Kelas penanggulangan kecemasan di psikitari selalu dibuka dan ditutup dengan empat pertanyaan: apa yang tubuh rasakan, apa yang sedang kami pikirkan, bagaimana perasaan kami, dan tingkat stres kami. Hal ini dilakukan agar kami terbiasa mengenali diri sendiri, karena mengetahui reaksi tubuh, pikiran, dan perasaan-perasaan sangat penting untuk bisa keluar dari lingkaran setan kecemasan. Dengan mendeteksi tiga hal tersebut kita juga bisa mendeteksi dini stres kita, lalu berusaha untuk meredakannya, misalnya dengan teknik relaksasi, berdoa, olah raga atau tidur. Jika kita lakukan ini, maka stres kita akan menurun sebelum menjadi berlebihan. Berikut ini contoh-contoh pikiran-pikiran yang muncul saat kita merasa ketakutan, kira-kira kalian pernah mengalaminya juga, kah?

  • “Rasa saya akan mati“
  • “Malu sekali. Saya mau menghilang ditelan bumi“
  • “Jangan bikin kesalahan“

Tahukah kalian, bahwa orang dengan fobia sosial takut sekali membuat kesalahan dengan alasan malu dengan orang lain? Mereka juga sering kali merasa dilihati orang lain, merasa cara jalan atau berdirinya salah, berbicara dengan aksen yang lucu, ada yang menempel di mukanya, memiliki bau mulut atau tubuh, dan lainnya. Saya ingat waktu SD saya ikut tante saya ke rumah temannya. Dia menghidangkan sirup merah dingin yang sangat menggiurkan tapi tidak saya sentuh sama sekali. Mulanya saya malu untuk minum, lama-lama saya malu karena awalnya menolak untuk minum, “Malu dong kalau saya minum sekarang. Nanti mereka akan menggoda saya dengan bilang, ‚sekarang mau minum kok tadi enggak?‘ Ah tidak, lebih baik tidak minum sama sekali.“ Itu pikiran saya saat itu. Kejadian memalukan ini tidak pernah saya ceritakan ke siapa pun sampai saya didiagnosis fobia sosial.
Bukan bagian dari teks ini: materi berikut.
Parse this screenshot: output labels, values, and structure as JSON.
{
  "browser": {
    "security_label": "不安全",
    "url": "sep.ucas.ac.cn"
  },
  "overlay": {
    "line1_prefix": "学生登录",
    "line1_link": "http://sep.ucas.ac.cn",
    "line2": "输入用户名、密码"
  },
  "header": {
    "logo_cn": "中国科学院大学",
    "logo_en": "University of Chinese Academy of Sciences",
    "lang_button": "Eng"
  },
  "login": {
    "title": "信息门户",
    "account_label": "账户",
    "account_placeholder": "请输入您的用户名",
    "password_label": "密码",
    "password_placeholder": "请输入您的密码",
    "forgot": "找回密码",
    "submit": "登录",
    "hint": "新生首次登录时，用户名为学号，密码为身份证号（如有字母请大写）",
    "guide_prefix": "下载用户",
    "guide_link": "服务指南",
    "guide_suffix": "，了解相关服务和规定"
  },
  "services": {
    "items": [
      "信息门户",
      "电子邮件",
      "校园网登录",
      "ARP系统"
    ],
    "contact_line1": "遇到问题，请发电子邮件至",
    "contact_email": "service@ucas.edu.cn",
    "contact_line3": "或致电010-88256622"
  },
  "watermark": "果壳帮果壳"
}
Kejadian tersebut bisa menjadi gejala fobia sosial saya, bukan hanya sifat pemalu. Mereka memang mirip tapi berbeda. Pemalu adalah sifat dan sangat normal untuk timbul saat bertemu dengan orang baru, namun akan hilang jika sering bertemu dengan orang tersebut. Sedangkan orang dengan sosial fobia akan menghindari kontak sosial dan merasa takut untuk melakukan kesalahan yang bisa memalukan dirinya. Karena takut untuk membuat kesalahan ini, orang-orang dengan fobia sosial biasanya sudah sibuk membuat skenario sebelum datang ke suatu tempat. Fobia sosial juga timbul sejak dini, bisa jadi dari sebelum masuk masa puber. Selain itu seperti yang sudah saya tulis di awal, fobia sosial juga mempengaruhi kehidupan sehari-hari penderitanya. 

Karena orang dengan fobia sosial biasanya kurang memiliki kompetensi sosial, saya dimasukkan ke dalam kelompok latihan kompetensi sosial. Kami diminta untuk membuat ulang situasi-situasi yang menurut kami sulit. Saya kesulitan untuk presentasi, karena itu latihan saya adalah presentasi. Trainer akan memvideokan saya yang sedang presentasi, lalu setelahnya peserta lain akan memberikan umpan balik tentang bahasa tubuh, isi presentasi, dan mimik juga gestur. Video tersebut akan kami tonton bersama di pertemuan berikutnya agar kami bisa lihat sendiri bagaimana performa kami. 

Kali pertama saya presentasi, saya merasa stres saya di tingkat 7 dari 10, tapi trainer dan peserta lain berpendapat lain: saya terlihat gugup tapi masih normal. Ternyata benar, di video kegugupan saya tidak terlihat berlebihan. Selain presentasi, saya juga sempat berlatih dengan di situasi pesta ulang tahun dan mengajak mengobrol orang baru. Latihan awal dengan lawan yang ramah, latihan berikutnya dengan tingkat yang lebih sulit, yaitu orang yang lebih banyak ngomong daripada saya. 

Trainer kami memberikan banyak tips praktis yang bisa kami aplikasikan. Saya belajar banyak di sana dan punya pengalaman baru tentang situasi-situasi tersebut. Oh iya, latihan-latihan ini benar berfungsi untuk saya di kehidupan nyata, lho. Beberapa bulan setelah keluar psikitari, ada orang asing (sepertinya sedang mabuk) memukul kepala saya saat saya sedang di pusat kota dengan teman. Beberapa tahun lalu kejadian yang sama terjadi dan saya hanya diam saja, tapi kali ini saya berteriak sangat kencang ke orang tersebut! Rasanya bangga sekali ke diri sendiri, bahkan pandangan orang-orang di sekitar saya tidak bikin saya gugup, namun lebih berani – kalau terjadi apa-apa dengan saya, mereka pasti akan membantu saya.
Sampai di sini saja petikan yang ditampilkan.